“Hürriyet, neden imanın hassasıdır?” sorusunun cevabı; 

     Lüzumlu, elzem ve çok yönlü düşünmeye değer bir husustur. 

     Çünkü iman nasıl ki bir intisaptır, 

     Bir bağlanıştır. Bir mensubiyettir.

     Kâinat Sultanını bilmek, tanımak ve  sevmek de; 

     O’nun istediği yola girmek, istediği tarzda olmaktır.

     İman nasıl ki bir hedefe yönelmektir. 

     Bu amaç için belli bir rotaya girmektir.

     Muayyen bir hattı hareket tarzını seçmektir.

     Maksadın tâyin ettiği bir mecrada, yol almayı kabul etmektir.

     Kısaca iman nasıl ki, gayenin tesbitinde karar kılmaktır.

     Kararın tatbiki için yola koyulmaktır.

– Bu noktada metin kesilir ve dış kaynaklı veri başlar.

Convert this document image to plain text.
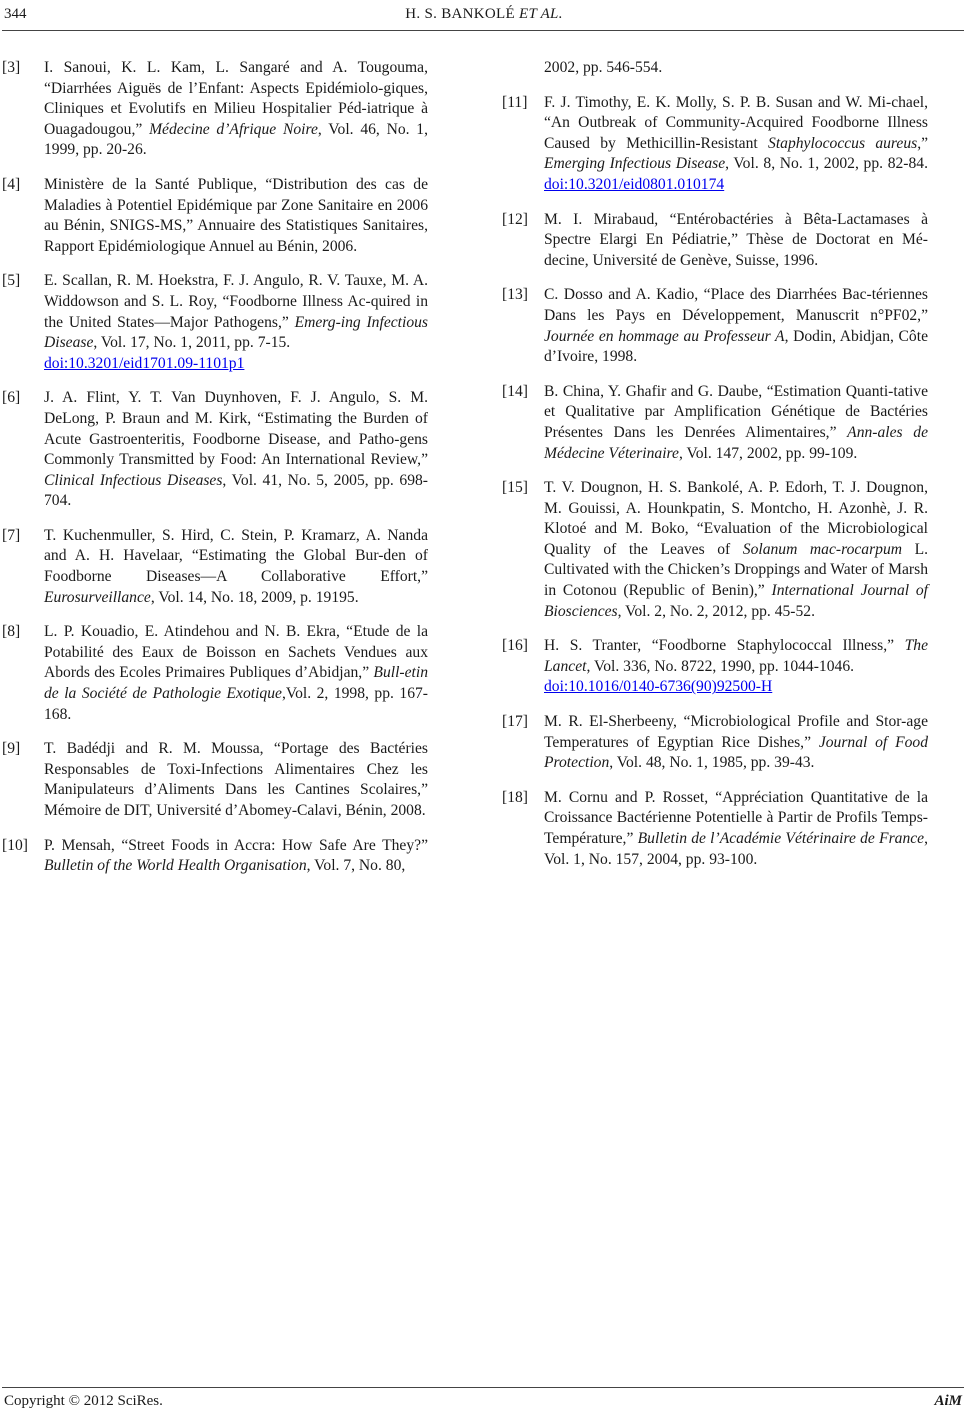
344	H. S. BANKOLÉ ET AL.
[3] I. Sanoui, K. L. Kam, L. Sangaré and A. Tougouma, “Diarrhées Aiguës de l’Enfant: Aspects Epidémiolo-giques, Cliniques et Evolutifs en Milieu Hospitalier Péd-iatrique à Ouagadougou,” Médecine d’Afrique Noire, Vol. 46, No. 1, 1999, pp. 20-26.
[4] Ministère de la Santé Publique, “Distribution des cas de Maladies à Potentiel Epidémique par Zone Sanitaire en 2006 au Bénin, SNIGS-MS,” Annuaire des Statistiques Sanitaires, Rapport Epidémiologique Annuel au Bénin, 2006.
[5] E. Scallan, R. M. Hoekstra, F. J. Angulo, R. V. Tauxe, M. A. Widdowson and S. L. Roy, “Foodborne Illness Ac-quired in the United States—Major Pathogens,” Emerg-ing Infectious Disease, Vol. 17, No. 1, 2011, pp. 7-15.
doi:10.3201/eid1701.09-1101p1
[6] J. A. Flint, Y. T. Van Duynhoven, F. J. Angulo, S. M. DeLong, P. Braun and M. Kirk, “Estimating the Burden of Acute Gastroenteritis, Foodborne Disease, and Patho-gens Commonly Transmitted by Food: An International Review,” Clinical Infectious Diseases, Vol. 41, No. 5, 2005, pp. 698-704.
[7] T. Kuchenmuller, S. Hird, C. Stein, P. Kramarz, A. Nanda and A. H. Havelaar, “Estimating the Global Bur-den of Foodborne Diseases—A Collaborative Effort,” Eurosurveillance, Vol. 14, No. 18, 2009, p. 19195.
[8] L. P. Kouadio, E. Atindehou and N. B. Ekra, “Etude de la Potabilité des Eaux de Boisson en Sachets Vendues aux Abords des Ecoles Primaires Publiques d’Abidjan,” Bull-etin de la Société de Pathologie Exotique,Vol. 2, 1998, pp. 167-168.
[9] T. Badédji and R. M. Moussa, “Portage des Bactéries Responsables de Toxi-Infections Alimentaires Chez les Manipulateurs d’Aliments Dans les Cantines Scolaires,” Mémoire de DIT, Université d’Abomey-Calavi, Bénin, 2008.
[10] P. Mensah, “Street Foods in Accra: How Safe Are They?” Bulletin of the World Health Organisation, Vol. 7, No. 80,
2002, pp. 546-554.
[11] F. J. Timothy, E. K. Molly, S. P. B. Susan and W. Mi-chael, “An Outbreak of Community-Acquired Foodborne Illness Caused by Methicillin-Resistant Staphylococcus aureus,” Emerging Infectious Disease, Vol. 8, No. 1, 2002, pp. 82-84. doi:10.3201/eid0801.010174
[12] M. I. Mirabaud, “Entérobactéries à Bêta-Lactamases à Spectre Elargi En Pédiatrie,” Thèse de Doctorat en Mé-decine, Université de Genève, Suisse, 1996.
[13] C. Dosso and A. Kadio, “Place des Diarrhées Bac-tériennes Dans les Pays en Développement, Manuscrit n°PF02,” Journée en hommage au Professeur A, Dodin, Abidjan, Côte d’Ivoire, 1998.
[14] B. China, Y. Ghafir and G. Daube, “Estimation Quanti-tative et Qualitative par Amplification Génétique de Bactéries Présentes Dans les Denrées Alimentaires,” Ann-ales de Médecine Véterinaire, Vol. 147, 2002, pp. 99-109.
[15] T. V. Dougnon, H. S. Bankolé, A. P. Edorh, T. J. Dougnon, M. Gouissi, A. Hounkpatin, S. Montcho, H. Azonhè, J. R. Klotoé and M. Boko, “Evaluation of the Microbiological Quality of the Leaves of Solanum mac-rocarpum L. Cultivated with the Chicken’s Droppings and Water of Marsh in Cotonou (Republic of Benin),” International Journal of Biosciences, Vol. 2, No. 2, 2012, pp. 45-52.
[16] H. S. Tranter, “Foodborne Staphylococcal Illness,” The Lancet, Vol. 336, No. 8722, 1990, pp. 1044-1046.
doi:10.1016/0140-6736(90)92500-H
[17] M. R. El-Sherbeeny, “Microbiological Profile and Stor-age Temperatures of Egyptian Rice Dishes,” Journal of Food Protection, Vol. 48, No. 1, 1985, pp. 39-43.
[18] M. Cornu and P. Rosset, “Appréciation Quantitative de la Croissance Bactérienne Potentielle à Partir de Profils Temps-Température,” Bulletin de l’Académie Vétérinaire de France, Vol. 1, No. 157, 2004, pp. 93-100.
Copyright © 2012 SciRes.	AiM
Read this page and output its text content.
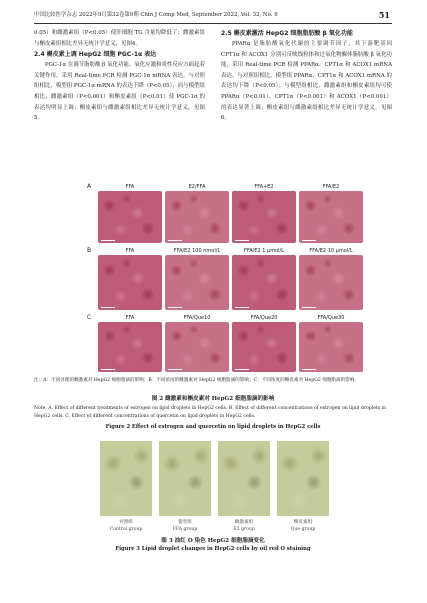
中国比较医学杂志 2022年9月第32卷第9期 Chin J Comp Med, September 2022, Vol. 32, No. 9	51

0.05）和雌激素组（P<0.05）使肝细胞 TG 含量均降低了；雌激素组与槲皮素组相比差异无统计学意义，见图4。

2.4 槲皮素上调 HepG2 细胞 PGC-1α 表达

PGC-1α 在调节脂肪酸 β 氧化功能、氧化应激和炎性反应方面起着关键作用，采用 Real-time PCR 检测 PGC-1α mRNA 表达。与对照组相比，模型组 PGC-1α mRNA 的表达下降（P<0.05）；而与模型组相比，雌激素组（P<0.001）和槲皮素组（P<0.01）使 PGC-1α 的表达均明显上调；槲皮素组与雌激素组相比差异无统计学意义，见图5。

2.5 槲皮素激活 HepG2 细胞脂肪酸 β 氧化功能

PPARα 是脂肪酸氧化代谢的主要调节因子，其下游靶基因 CPT1α 和 ACOX1 分别可反映线粒体和过氧化物酶体脂肪酸 β 氧化功能，采用 Real-time PCR 检测 PPARα、CPT1α 和 ACOX1 mRNA 表达。与对照组相比，模型组 PPARα、CPT1α 和 ACOX1 mRNA 的表达均下降（P<0.05）；与模型组相比，雌激素组和槲皮素组均可使 PPARα（P<0.01）、CPT1α（P<0.001）和 ACOX1（P<0.001）的表达显著上调；槲皮素组与雌激素组相比差异无统计学意义，见图6。

A	FFA	E2/FFA	FFA+E2	FFA/E2
B	FFA	FFA/E2 100 nmol/L	FFA/E2 1 μmol/L	FFA/E2 10 μmol/L
C	FFA	FFA/Que10	FFA/Que20	FFA/Que30
注：A：不同处理的雌激素对 HepG2 细胞脂滴的影响；B：不同浓度的雌激素对 HepG2 细胞脂滴的影响；C：不同浓度的槲皮素对 HepG2 细胞脂滴的影响。
图 2 雌激素和槲皮素对 HepG2 细胞脂滴的影响
Note. A, Effect of different treatments of estrogen on lipid droplets in HepG2 cells. B, Effect of different concentrations of estrogen on lipid droplets in HepG2 cells. C, Effect of different concentrations of quercetin on lipid droplets in HepG2 cells.
Figure 2 Effect of estrogen and quercetin on lipid droplets in HepG2 cells
对照组
Control group
模型组
FFA group
雌激素组
E2 group
槲皮素组
Que group
图 3 油红 O 染色 HepG2 细胞脂滴变化
Figure 3 Lipid droplet changes in HepG2 cells by oil red O staining
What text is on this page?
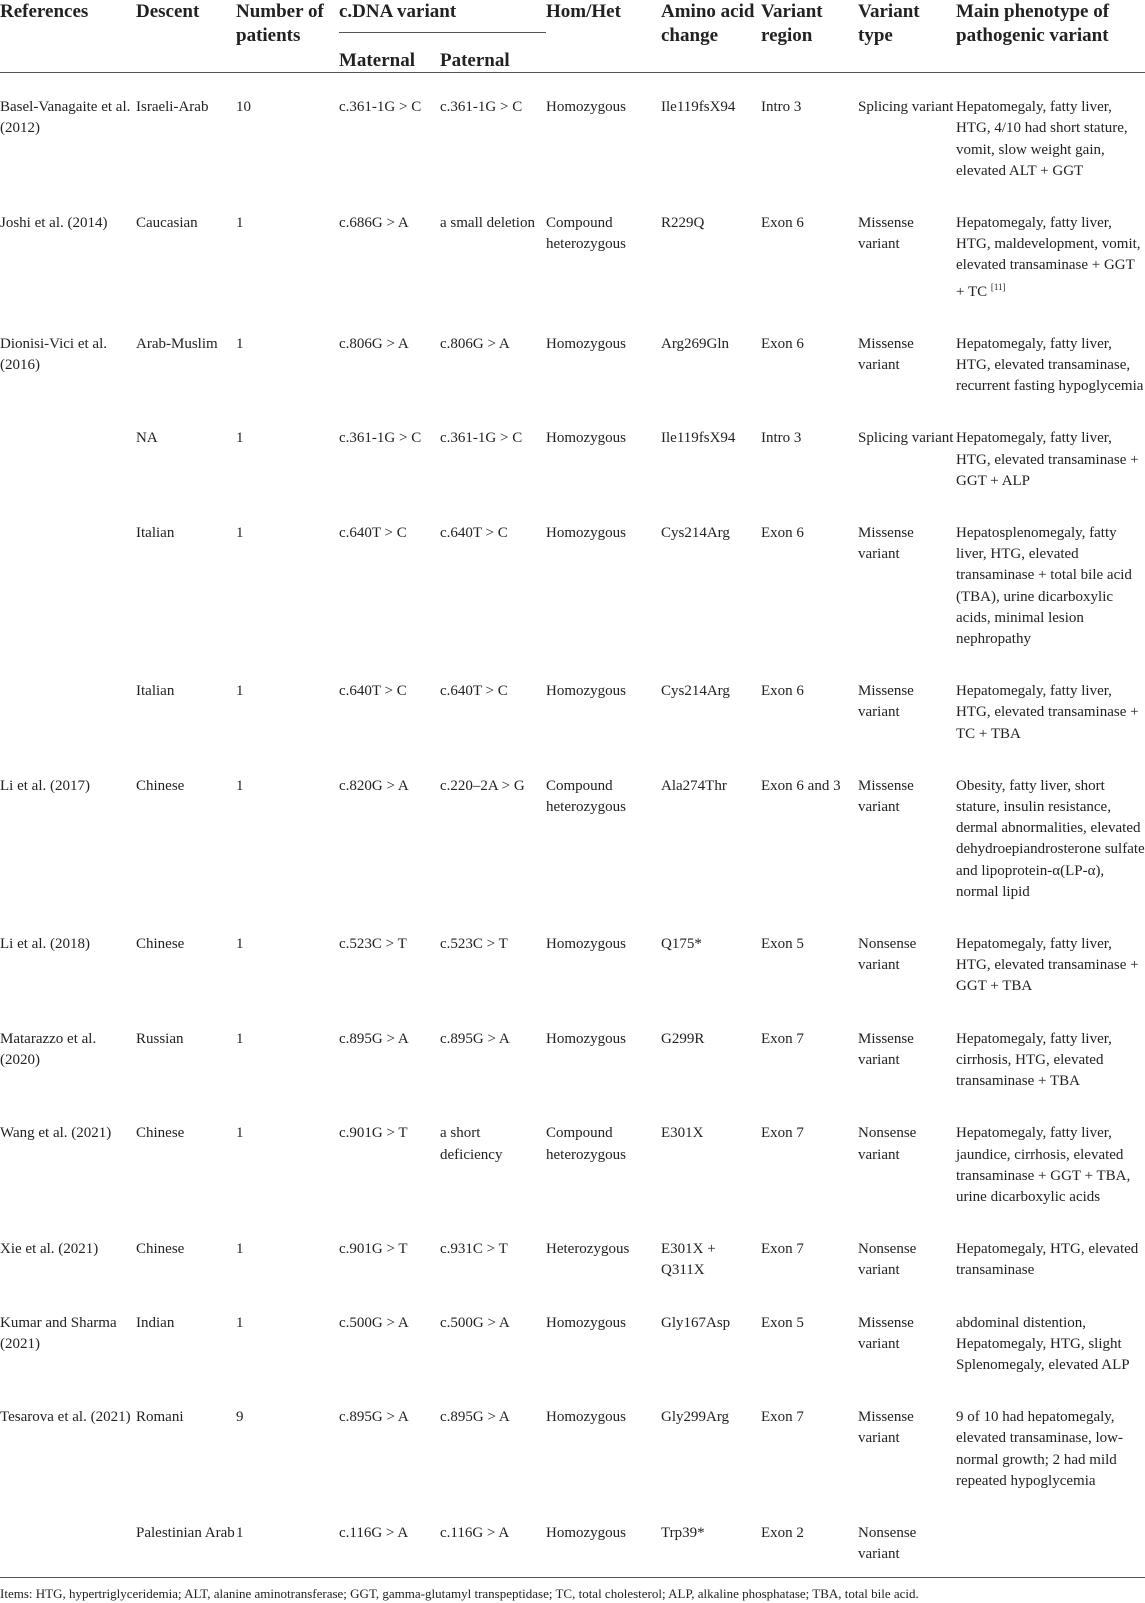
References	Descent	Number of patients	c.DNA variant		Hom/Het	Amino acid change	Variant region	Variant type	Main phenotype of pathogenic variant
			Maternal	Paternal					
Basel-Vanagaite et al. (2012)	Israeli-Arab	10	c.361-1G > C	c.361-1G > C	Homozygous	Ile119fsX94	Intro 3	Splicing variant	Hepatomegaly, fatty liver, HTG, 4/10 had short stature, vomit, slow weight gain, elevated ALT + GGT
Joshi et al. (2014)	Caucasian	1	c.686G > A	a small deletion	Compound heterozygous	R229Q	Exon 6	Missense variant	Hepatomegaly, fatty liver, HTG, maldevelopment, vomit, elevated transaminase + GGT + TC [11]
Dionisi-Vici et al. (2016)	Arab-Muslim	1	c.806G > A	c.806G > A	Homozygous	Arg269Gln	Exon 6	Missense variant	Hepatomegaly, fatty liver, HTG, elevated transaminase, recurrent fasting hypoglycemia
	NA	1	c.361-1G > C	c.361-1G > C	Homozygous	Ile119fsX94	Intro 3	Splicing variant	Hepatomegaly, fatty liver, HTG, elevated transaminase + GGT + ALP
	Italian	1	c.640T > C	c.640T > C	Homozygous	Cys214Arg	Exon 6	Missense variant	Hepatosplenomegaly, fatty liver, HTG, elevated transaminase + total bile acid (TBA), urine dicarboxylic acids, minimal lesion nephropathy
	Italian	1	c.640T > C	c.640T > C	Homozygous	Cys214Arg	Exon 6	Missense variant	Hepatomegaly, fatty liver, HTG, elevated transaminase + TC + TBA
Li et al. (2017)	Chinese	1	c.820G > A	c.220–2A > G	Compound heterozygous	Ala274Thr	Exon 6 and 3	Missense variant	Obesity, fatty liver, short stature, insulin resistance, dermal abnormalities, elevated dehydroepiandrosterone sulfate and lipoprotein-α(LP-α), normal lipid
Li et al. (2018)	Chinese	1	c.523C > T	c.523C > T	Homozygous	Q175*	Exon 5	Nonsense variant	Hepatomegaly, fatty liver, HTG, elevated transaminase + GGT + TBA
Matarazzo et al. (2020)	Russian	1	c.895G > A	c.895G > A	Homozygous	G299R	Exon 7	Missense variant	Hepatomegaly, fatty liver, cirrhosis, HTG, elevated transaminase + TBA
Wang et al. (2021)	Chinese	1	c.901G > T	a short deficiency	Compound heterozygous	E301X	Exon 7	Nonsense variant	Hepatomegaly, fatty liver, jaundice, cirrhosis, elevated transaminase + GGT + TBA, urine dicarboxylic acids
Xie et al. (2021)	Chinese	1	c.901G > T	c.931C > T	Heterozygous	E301X + Q311X	Exon 7	Nonsense variant	Hepatomegaly, HTG, elevated transaminase
Kumar and Sharma (2021)	Indian	1	c.500G > A	c.500G > A	Homozygous	Gly167Asp	Exon 5	Missense variant	abdominal distention, Hepatomegaly, HTG, slight Splenomegaly, elevated ALP
Tesarova et al. (2021)	Romani	9	c.895G > A	c.895G > A	Homozygous	Gly299Arg	Exon 7	Missense variant	9 of 10 had hepatomegaly, elevated transaminase, low-normal growth; 2 had mild repeated hypoglycemia
	Palestinian Arab	1	c.116G > A	c.116G > A	Homozygous	Trp39*	Exon 2	Nonsense variant	
Items: HTG, hypertriglyceridemia; ALT, alanine aminotransferase; GGT, gamma-glutamyl transpeptidase; TC, total cholesterol; ALP, alkaline phosphatase; TBA, total bile acid.
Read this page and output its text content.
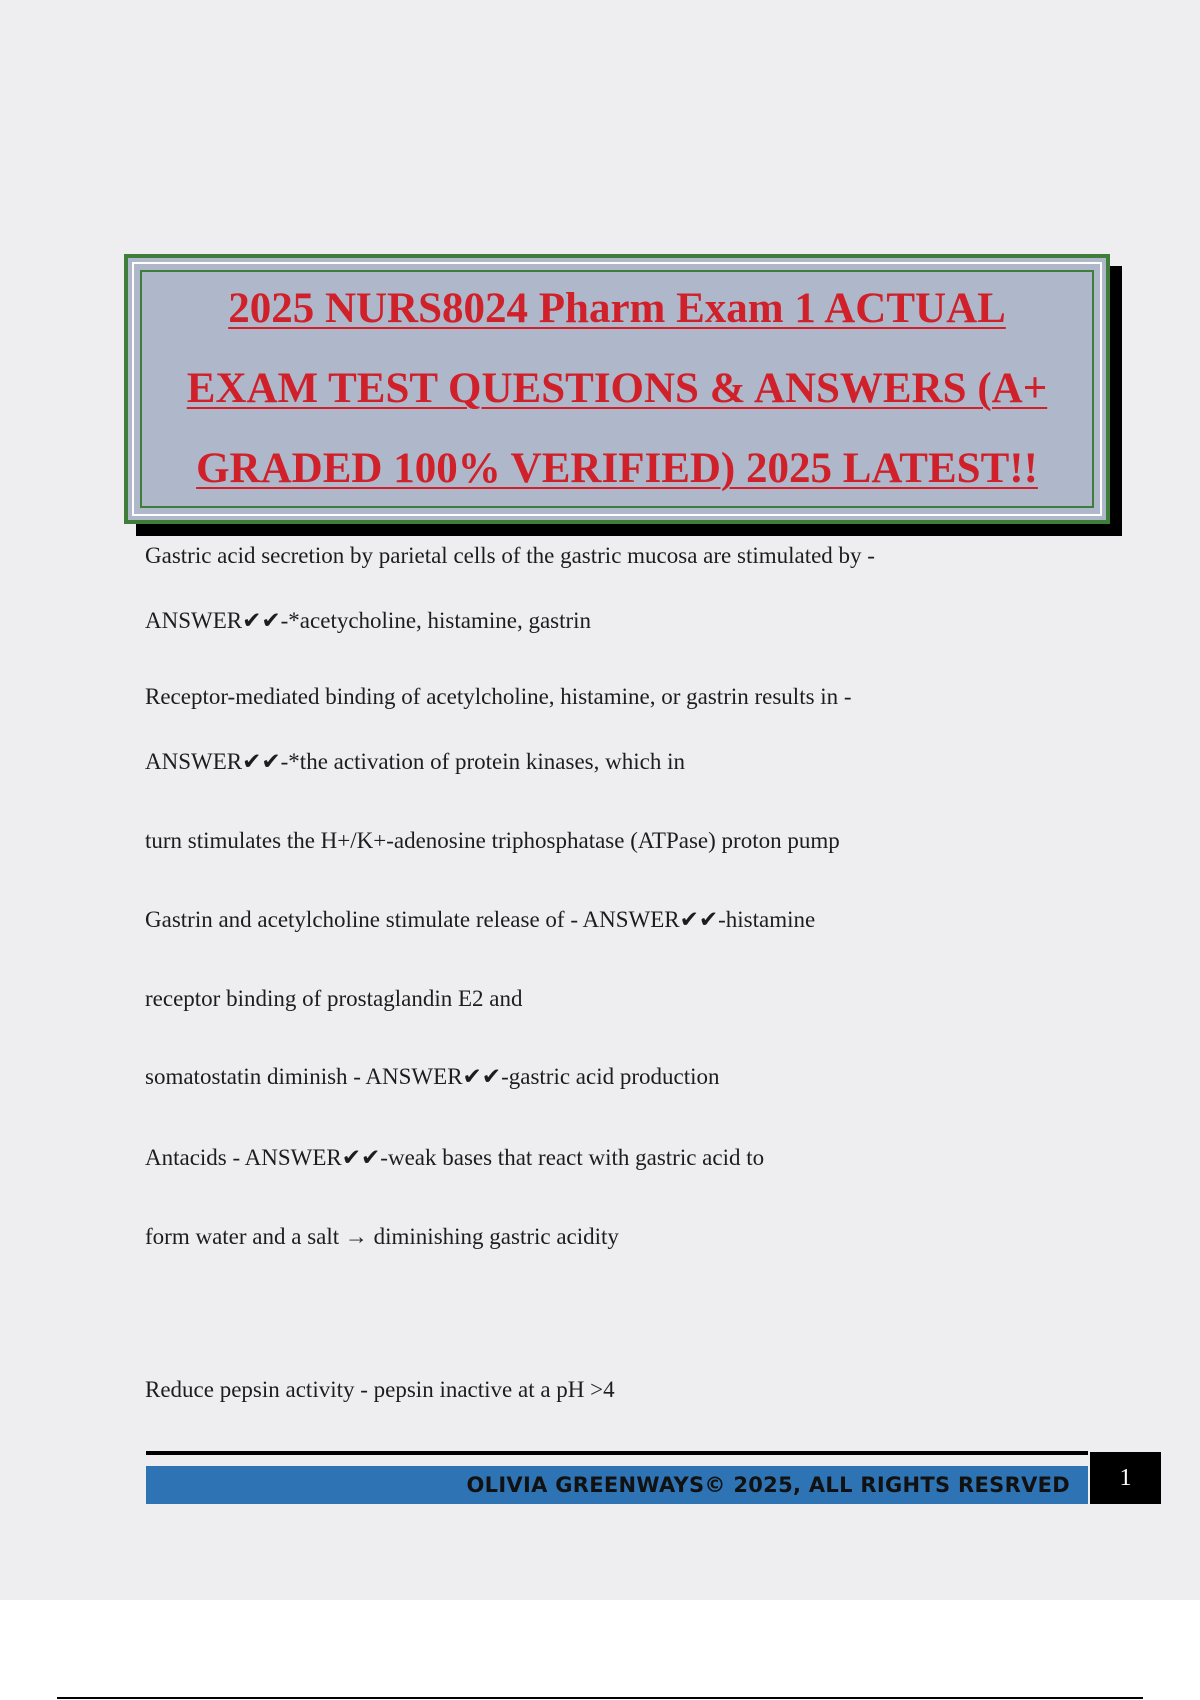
2025 NURS8024 Pharm Exam 1 ACTUAL
EXAM TEST QUESTIONS & ANSWERS (A+
GRADED 100% VERIFIED) 2025 LATEST!!
Gastric acid secretion by parietal cells of the gastric mucosa are stimulated by -
ANSWER✔✔-*acetycholine, histamine, gastrin
Receptor-mediated binding of acetylcholine, histamine, or gastrin results in -
ANSWER✔✔-*the activation of protein kinases, which in
turn stimulates the H+/K+-adenosine triphosphatase (ATPase) proton pump
Gastrin and acetylcholine stimulate release of - ANSWER✔✔-histamine
receptor binding of prostaglandin E2 and
somatostatin diminish - ANSWER✔✔-gastric acid production
Antacids - ANSWER✔✔-weak bases that react with gastric acid to
form water and a salt → diminishing gastric acidity
Reduce pepsin activity - pepsin inactive at a pH >4
OLIVIA GREENWAYS© 2025, ALL RIGHTS RESRVED 1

     İstediği değil, istenilen hattı takip etmektir.

     Gayenin sunduğu boyayla boyanmaktır.

     İşte “Hürriyet” de onun gibi bir şey.

     Yani iman; intisap ve bağlanış olduğu gibi, 

     Hürriyet de, bir mensubiyet ve bağlanıştır.

     Her şeye değil, bir şeye kapılanıştır. 

     Bağlandığı bir şeyden dolayı, 

     Her şeyin kulluğundan âzâdeliktir. 

     Bir şeyin hatırı için, 

     Çok şeylerin boyunduruğundan kurtuluştur.

     Nasıl ki, iman sahibi; Kâinat Sultanı’na kul olmakla, 

     Kâinat ve içindekilere Sultan oluyorsa,

     “Vekil asıl gibidir.” hükmünce, 

     Her şeyden istifadeye hak kazanıyorsa, hürriyet sahibi de, 

     Hürriyeti benimsemekle, başkaların hürriyetine de saygı duyar.

     Çünkü kendi hürriyeti ancak bu davranış, bu anlayış ve bu şekilde imkân dâhiline girer. 

     Bu sebeple, kendisi için istediğini başkaları için de ister. 

     Çünkü bu hürriyetin bir gereğidir. 

     Başkasının hak, hukuk ve hürriyetini tanımıyan kimse, 

     Kendisinin de hak, hukuk ve hürriyetinin tanınmayacağını bilir. 

     Zira hürriyeti, başkasının hürriyet sınırında biter. 

     Böylece karşılıklı tolerans ve hoşgörülerle; 

     Herkes hürriyetten nasibini alır. 

     Hayatta kalmanın yolunu bulur. 

     Zarar görmeden, zarar vermeden yaşamayı öğrenir.

     Böylece hürriyet imanın, inanışın ve bağlanışın bir sonucu olarak, 

     Herkesi şemsiyesi altında toplar. Herkese kanat gerer. 

     Kimsenin kimseden zarar görmezliğini temin eder.

     Çünkü hürriyet de, iman gibi bir intisaptır. Bir bağlanıştır. 

     İman hassası nasıl ki insanı, diğer insanlara faydalı olmaya yöneltirse, 

     İman aynı zamanda insana hürriyet verdiği, 

     Onun hür olmasını sağladığı gibi, 

     Diğer insanların da, hürriyetlerine saygılı olmasını öğütler.

     Böylece herkes kul, herkes hür, herkes gerçek insan olur.

     Herkes hem iman, hem de hürriyet sahibi olur.

     Hürriyet’in, imanın hâssası olduğu bu şekilde anlaşılır.